In Reply to: Long Addendum posted by Don on July 19, 1999 at 07:38:20:

When a pinion has less then 16 teeth the process of hobbing an involute profile will cause what is known as undercut. In order to prevent this degradation of the tooth strength, the gear can be produced using a process known as addendum modification. This is acomplished by increasing the working pitch diameter through the use of profile shifting. The coefficient of profile shift is the numerical value assign to this. It can range form -1.00 to +1.00. A positive shift is typically applied to a pinion which will be sujected to undercut and a negative shift is applied to the bull gear. It is not necessary to apply a negative shift to the bull gear unless you want to maintain the original center distance.

By increasing a pinion's working pitch diameter, you will increase the center distance of the gear set. You can either compensate for the change in center distance by adjusting the shafting or by applying a negative profile shift to the bull gear.

If you have a known center distance and you wish to calculate the coefficient of profile shift, you will also need to know the number of teeth on each gear, the module (pitch), and the pressure angle.
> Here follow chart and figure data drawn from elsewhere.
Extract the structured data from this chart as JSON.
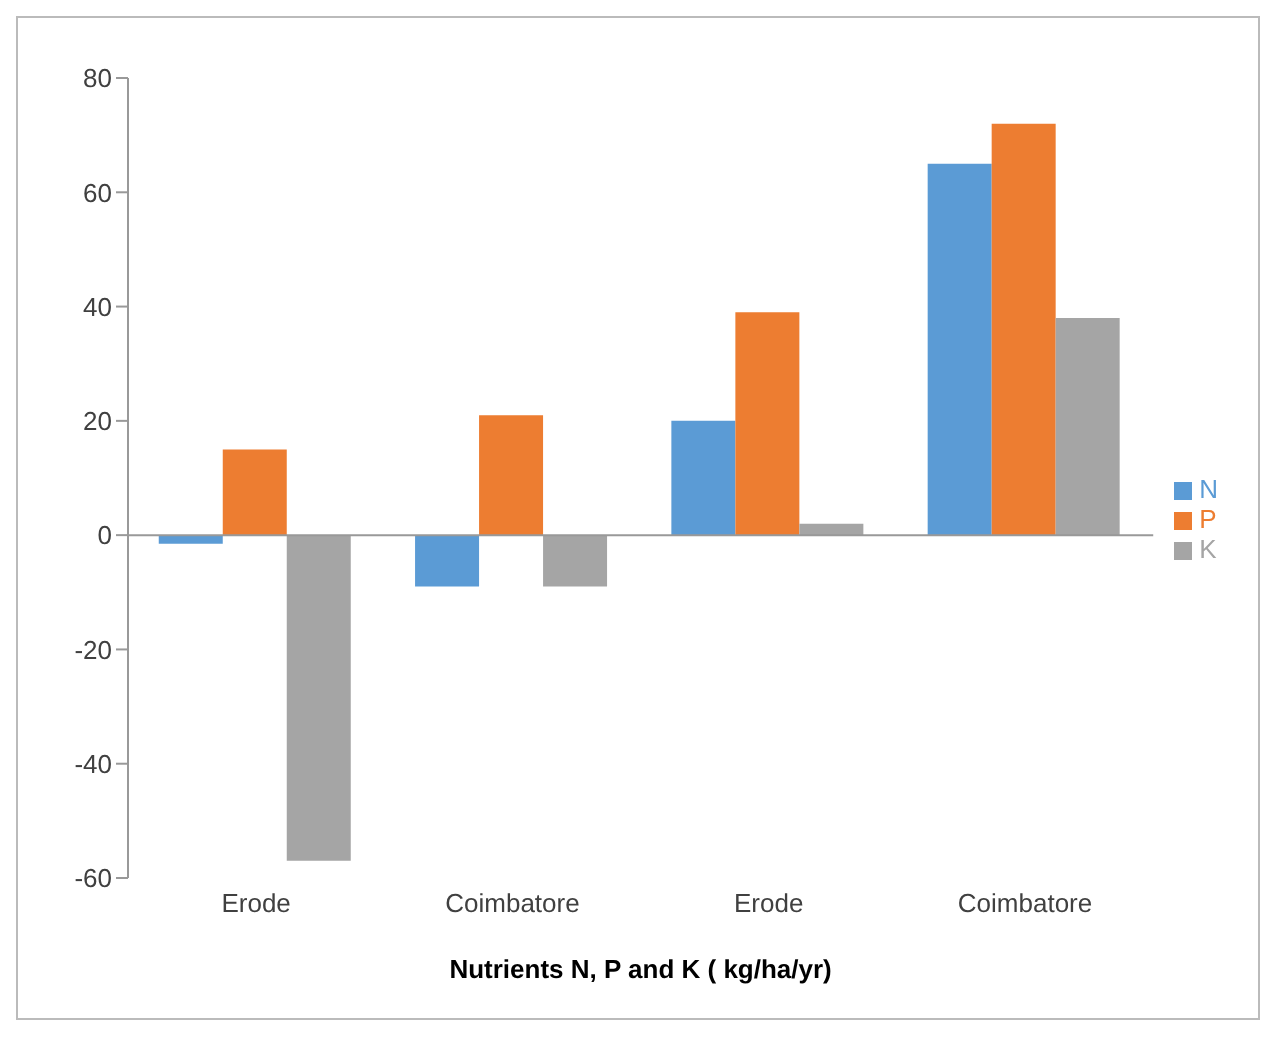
{
  "chart_data": {
    "type": "bar",
    "categories": [
      "Erode",
      "Coimbatore",
      "Erode",
      "Coimbatore"
    ],
    "series": [
      {
        "name": "N",
        "color": "#5b9bd5",
        "values": [
          -1.5,
          -9,
          20,
          65
        ]
      },
      {
        "name": "P",
        "color": "#ed7d31",
        "values": [
          15,
          21,
          39,
          72
        ]
      },
      {
        "name": "K",
        "color": "#a5a5a5",
        "values": [
          -57,
          -9,
          2,
          38
        ]
      }
    ],
    "xlabel": "Nutrients N, P and K ( kg/ha/yr)",
    "ylim": [
      -60,
      80
    ],
    "yticks": [
      -60,
      -40,
      -20,
      0,
      20,
      40,
      60,
      80
    ],
    "legend": "right"
  }
}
The method of calculation is as follows:
A) calculate the center distance increment factor. This is the center distance divided by the module minus one half the sum of the total number of teeth.
B) determine the working pressure angle. This is the inverse cosine of quotient of the cosine of the pressure angle and two times the C.D. increment factor divided by the total number of teeth plus one.
c) determine the sum of profile shifting. This is the quotient of the total number of teeth times the difference in the involute function values of the pressure angles divided by two times the tangent of the working pressure angle.
d) distribute the total coefficient between the two gears.